Trying to talk intelligently, and to appear not to notice the vagaries of the driver, and at the same time to control my wandering eyes as they espied from afar a dangerous bit of road, I spent a very uncomfortable hour. Fortunately the “dear Polly” was most demure in harness, and possibly having been left before that to find her own way under similar circumstances, she did not attempt to leap with the carriage over ditches, as her gay owner invited her to do. When we came up within shouting distance of the general, I cried out, in what I meant to seem like playful menace; but he had taken in the situation, and seeing that Polly was to be trusted, he mischievously laughed back at me and flew over the country. Finally we neared our little cabin, and my last fear came upon me. Mary had spread the clothes-line far and wide; it was at the rear of the house, but my escort saw no door, and Polly soon wound us hopelessly up in the line and two weeks’ washing, while she quietly tried to kick her way through the packing-boxes and wood-piles! Mary and Ham extricated me, and started the old nag on the road homeward, and I waved a relieved good-bye to the retreating carriage.

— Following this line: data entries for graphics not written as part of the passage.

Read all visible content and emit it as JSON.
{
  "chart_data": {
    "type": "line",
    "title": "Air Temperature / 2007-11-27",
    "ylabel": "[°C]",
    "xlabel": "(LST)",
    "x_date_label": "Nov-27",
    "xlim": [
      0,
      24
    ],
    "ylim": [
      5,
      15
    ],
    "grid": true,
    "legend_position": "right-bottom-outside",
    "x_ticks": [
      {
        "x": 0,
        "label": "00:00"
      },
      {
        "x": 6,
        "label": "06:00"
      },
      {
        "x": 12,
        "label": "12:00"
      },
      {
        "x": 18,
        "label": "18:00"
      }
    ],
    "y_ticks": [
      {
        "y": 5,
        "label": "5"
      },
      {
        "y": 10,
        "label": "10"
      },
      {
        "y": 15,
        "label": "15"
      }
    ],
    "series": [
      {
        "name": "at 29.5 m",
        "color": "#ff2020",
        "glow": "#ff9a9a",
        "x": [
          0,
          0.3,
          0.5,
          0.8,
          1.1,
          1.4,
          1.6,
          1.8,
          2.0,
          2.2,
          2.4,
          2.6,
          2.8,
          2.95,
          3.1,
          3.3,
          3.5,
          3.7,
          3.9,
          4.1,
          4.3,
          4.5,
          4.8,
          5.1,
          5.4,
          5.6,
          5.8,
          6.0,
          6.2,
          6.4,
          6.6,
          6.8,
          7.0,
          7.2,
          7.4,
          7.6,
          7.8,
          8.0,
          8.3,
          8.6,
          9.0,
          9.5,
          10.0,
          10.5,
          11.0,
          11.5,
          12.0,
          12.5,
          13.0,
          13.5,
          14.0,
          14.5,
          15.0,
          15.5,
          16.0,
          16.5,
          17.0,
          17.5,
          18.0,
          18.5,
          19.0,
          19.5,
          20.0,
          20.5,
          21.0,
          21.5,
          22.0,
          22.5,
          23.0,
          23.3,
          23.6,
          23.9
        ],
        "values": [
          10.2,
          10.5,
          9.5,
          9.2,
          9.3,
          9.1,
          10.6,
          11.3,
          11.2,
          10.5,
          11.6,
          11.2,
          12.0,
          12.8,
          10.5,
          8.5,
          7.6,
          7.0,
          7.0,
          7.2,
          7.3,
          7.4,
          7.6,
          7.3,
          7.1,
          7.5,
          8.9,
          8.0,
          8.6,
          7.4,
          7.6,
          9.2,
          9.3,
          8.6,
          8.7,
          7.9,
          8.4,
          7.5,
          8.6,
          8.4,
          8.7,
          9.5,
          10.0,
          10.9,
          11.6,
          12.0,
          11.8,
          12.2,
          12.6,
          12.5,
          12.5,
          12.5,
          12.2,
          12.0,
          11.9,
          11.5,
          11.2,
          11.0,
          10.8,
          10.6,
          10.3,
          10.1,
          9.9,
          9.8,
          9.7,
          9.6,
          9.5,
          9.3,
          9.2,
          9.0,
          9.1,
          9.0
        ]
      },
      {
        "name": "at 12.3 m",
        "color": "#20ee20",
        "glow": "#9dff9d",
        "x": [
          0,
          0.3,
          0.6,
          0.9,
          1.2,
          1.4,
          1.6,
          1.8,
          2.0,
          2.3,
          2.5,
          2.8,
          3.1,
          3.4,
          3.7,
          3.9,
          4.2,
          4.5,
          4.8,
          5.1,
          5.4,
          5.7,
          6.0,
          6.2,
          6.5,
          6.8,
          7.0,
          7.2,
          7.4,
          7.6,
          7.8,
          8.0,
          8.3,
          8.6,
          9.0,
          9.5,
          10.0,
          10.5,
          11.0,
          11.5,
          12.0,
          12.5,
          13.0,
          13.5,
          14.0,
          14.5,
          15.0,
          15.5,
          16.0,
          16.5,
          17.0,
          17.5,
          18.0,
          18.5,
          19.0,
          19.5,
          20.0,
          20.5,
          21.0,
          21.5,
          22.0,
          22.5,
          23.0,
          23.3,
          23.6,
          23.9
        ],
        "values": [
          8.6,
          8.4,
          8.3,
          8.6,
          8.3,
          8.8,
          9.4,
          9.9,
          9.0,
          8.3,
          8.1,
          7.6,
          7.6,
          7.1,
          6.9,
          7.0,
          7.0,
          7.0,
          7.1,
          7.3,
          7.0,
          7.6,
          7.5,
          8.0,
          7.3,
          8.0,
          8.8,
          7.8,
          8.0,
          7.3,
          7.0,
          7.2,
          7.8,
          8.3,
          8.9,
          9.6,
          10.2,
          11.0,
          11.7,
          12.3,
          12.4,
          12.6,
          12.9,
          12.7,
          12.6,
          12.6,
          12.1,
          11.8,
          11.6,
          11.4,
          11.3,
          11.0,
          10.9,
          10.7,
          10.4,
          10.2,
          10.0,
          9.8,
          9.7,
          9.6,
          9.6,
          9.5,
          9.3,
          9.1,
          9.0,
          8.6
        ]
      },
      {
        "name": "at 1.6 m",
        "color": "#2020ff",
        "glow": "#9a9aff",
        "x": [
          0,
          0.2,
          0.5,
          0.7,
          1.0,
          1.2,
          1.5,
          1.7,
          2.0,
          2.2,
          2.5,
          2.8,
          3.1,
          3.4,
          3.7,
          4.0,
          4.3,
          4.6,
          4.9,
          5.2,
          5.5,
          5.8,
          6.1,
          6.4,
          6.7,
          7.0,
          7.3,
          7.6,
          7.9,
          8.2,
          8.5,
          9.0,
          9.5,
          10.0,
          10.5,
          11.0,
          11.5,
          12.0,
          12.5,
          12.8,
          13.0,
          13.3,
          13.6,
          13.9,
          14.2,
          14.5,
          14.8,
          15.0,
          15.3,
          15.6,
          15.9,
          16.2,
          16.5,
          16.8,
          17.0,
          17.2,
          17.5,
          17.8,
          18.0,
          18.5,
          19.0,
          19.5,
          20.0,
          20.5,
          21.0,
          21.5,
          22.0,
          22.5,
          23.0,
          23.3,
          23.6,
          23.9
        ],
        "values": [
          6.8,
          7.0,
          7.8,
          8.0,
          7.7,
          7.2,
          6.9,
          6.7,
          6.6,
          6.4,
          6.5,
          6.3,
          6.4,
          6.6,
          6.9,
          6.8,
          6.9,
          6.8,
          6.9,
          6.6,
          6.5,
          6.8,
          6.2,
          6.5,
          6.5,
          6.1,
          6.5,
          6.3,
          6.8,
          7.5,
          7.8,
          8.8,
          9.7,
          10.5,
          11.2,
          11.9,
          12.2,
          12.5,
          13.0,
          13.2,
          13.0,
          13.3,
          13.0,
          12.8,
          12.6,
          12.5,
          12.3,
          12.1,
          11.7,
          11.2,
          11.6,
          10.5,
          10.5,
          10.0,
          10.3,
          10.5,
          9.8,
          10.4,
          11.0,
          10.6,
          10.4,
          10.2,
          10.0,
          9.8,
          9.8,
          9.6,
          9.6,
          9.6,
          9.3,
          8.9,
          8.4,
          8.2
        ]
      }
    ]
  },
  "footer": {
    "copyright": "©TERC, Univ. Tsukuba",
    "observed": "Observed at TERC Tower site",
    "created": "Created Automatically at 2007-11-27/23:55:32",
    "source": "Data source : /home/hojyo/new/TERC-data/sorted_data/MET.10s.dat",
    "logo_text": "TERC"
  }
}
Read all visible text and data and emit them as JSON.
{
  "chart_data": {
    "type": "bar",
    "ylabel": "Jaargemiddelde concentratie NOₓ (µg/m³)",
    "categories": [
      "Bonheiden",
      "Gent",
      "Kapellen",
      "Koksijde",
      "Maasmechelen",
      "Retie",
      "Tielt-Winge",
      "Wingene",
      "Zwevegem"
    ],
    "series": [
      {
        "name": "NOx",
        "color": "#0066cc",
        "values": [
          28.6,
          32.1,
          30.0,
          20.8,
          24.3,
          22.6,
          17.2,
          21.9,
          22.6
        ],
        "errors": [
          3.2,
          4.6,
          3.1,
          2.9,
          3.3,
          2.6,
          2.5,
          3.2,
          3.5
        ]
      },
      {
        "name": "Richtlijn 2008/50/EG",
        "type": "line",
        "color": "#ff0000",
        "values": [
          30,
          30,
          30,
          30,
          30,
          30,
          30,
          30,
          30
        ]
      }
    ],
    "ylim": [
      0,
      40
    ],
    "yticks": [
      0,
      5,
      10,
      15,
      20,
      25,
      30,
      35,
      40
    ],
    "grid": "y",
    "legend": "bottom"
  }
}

Only such impossible wives as one reads of in Sunday-school books would have lost the opportunity for a few wrathful words. I was not dangerous, though, and the peals of laughter from my husband, as he described my wild eyes peering out from the side of the carriage, soon put me into a good-humor. Next day I was called to the steps, and found that Polly’s owner had discovered that we had a door. He said an off-hand “How d’ye?” and presented a peace-offering, adding, “My wife tells me that I was hardly in a condition to deliver a temperance lecture yesterday. As what she says is always true, I bring my apologies.” Ham carried in the hamper, and though I urged our guest to remain, he did not seem quite at ease and drove away.
While we were at Yankton, something happened that filled us with wonder. The Indians from the reservation near brought in reports that came through other tribes of the Modoc disasters. It was a marvel to the general to find that at that distance north news could come to us through Indian runners in advance of that we received by the telegraph.